Galston goes on to cite discouraging poll figures regarding the country’s direction, confidence in President Obama’s goals and policies, ratings of congress and feelings about the Democratic Party, among other concerns. He notes parenthetically, however that the “Democrat’s only consolation is that Republican leaders receive even lower ratings.”
Galston then offers some specific strategy suggestions, including:
Get health care done as quickly as possible. The House should recognize that any Senate bill that can garner 60 votes is likely the only bill that can do so. Logic suggests that the best course would simply be for the House to pass the Senate bill, avoiding a useless and time wasting conference.
Pivot hard toward the economy and jobs, and keep the focus there throughout 2010. That means keeping divisive issues—such as immigration and cap-and-trade—off next year’s legislative agenda. It also means more action—such as expanding the flow of credit to small business—to promote job creation in the private sector.
Acknowledge that public concern about spending, deficits, and debt is high and rising. That doesn’t mean turning toward fiscal restraint next year, while the economy remains fragile.
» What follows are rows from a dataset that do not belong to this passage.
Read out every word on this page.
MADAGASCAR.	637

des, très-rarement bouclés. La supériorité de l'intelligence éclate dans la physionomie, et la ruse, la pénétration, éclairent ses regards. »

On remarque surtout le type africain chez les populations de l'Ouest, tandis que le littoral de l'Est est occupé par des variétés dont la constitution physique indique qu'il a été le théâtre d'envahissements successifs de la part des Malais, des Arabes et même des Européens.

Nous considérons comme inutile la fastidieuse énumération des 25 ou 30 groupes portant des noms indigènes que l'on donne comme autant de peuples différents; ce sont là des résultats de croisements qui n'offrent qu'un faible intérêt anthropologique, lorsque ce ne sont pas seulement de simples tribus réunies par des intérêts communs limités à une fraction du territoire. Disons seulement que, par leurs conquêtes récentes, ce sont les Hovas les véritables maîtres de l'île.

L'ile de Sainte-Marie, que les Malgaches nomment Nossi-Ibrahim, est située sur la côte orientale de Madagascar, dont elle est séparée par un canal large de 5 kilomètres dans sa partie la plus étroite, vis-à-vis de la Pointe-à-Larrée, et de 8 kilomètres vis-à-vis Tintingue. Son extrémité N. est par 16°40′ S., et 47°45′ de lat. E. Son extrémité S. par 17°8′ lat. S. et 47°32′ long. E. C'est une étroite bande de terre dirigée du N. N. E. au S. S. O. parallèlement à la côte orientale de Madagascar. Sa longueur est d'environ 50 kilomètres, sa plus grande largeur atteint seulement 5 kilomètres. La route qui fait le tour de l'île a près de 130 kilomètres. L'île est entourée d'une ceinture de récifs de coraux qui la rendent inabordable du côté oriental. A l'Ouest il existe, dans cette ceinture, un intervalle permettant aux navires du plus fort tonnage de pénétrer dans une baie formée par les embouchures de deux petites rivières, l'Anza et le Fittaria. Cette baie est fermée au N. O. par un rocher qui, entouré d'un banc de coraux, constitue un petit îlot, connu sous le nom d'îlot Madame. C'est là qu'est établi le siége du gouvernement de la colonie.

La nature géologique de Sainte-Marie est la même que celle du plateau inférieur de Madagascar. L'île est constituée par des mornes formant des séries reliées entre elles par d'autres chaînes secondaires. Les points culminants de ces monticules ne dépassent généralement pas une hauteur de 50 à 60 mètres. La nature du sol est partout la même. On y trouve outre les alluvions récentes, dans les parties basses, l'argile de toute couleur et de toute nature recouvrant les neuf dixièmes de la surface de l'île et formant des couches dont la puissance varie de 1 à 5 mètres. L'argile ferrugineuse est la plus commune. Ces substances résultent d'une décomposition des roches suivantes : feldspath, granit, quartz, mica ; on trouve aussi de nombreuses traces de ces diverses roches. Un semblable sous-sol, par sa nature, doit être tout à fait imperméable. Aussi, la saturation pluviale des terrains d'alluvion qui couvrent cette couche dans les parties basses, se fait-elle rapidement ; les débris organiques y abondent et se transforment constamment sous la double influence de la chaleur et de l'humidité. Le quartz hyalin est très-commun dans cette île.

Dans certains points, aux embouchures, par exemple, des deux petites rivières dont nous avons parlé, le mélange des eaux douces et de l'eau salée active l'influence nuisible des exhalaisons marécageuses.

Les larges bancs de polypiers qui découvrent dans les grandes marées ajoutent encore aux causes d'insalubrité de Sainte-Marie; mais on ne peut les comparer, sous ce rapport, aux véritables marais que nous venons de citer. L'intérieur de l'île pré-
It does mean endorsing the creation of a bipartisan fiscal commission—along the lines of the Base Realignment and Closure Commission—with the power to make recommendations after the mid-term elections to which Congress would be required to respond early in 2011.
“Beyond these specifics, ” Galston adds, “Democrats will have to shift their mindset and recalibrate the balance between stability and change. He adds that what Americans wanted most in ’08 was “getting rid of the Bush-Cheney administration. (The NBC/WSJ poll shows that they remain the two least respected public officials of the past decade.)” Now, however, “They want their government to be a rock of security in uncertain times…They want reassurance, jobs, and temporary assistance until they can find them, not a new New Deal. They will accept sensible change in measured increments, but not pell-mell and all at once.”
Tough advice from an experienced Democratic warrior — and it merits serious consideration from Party strategists.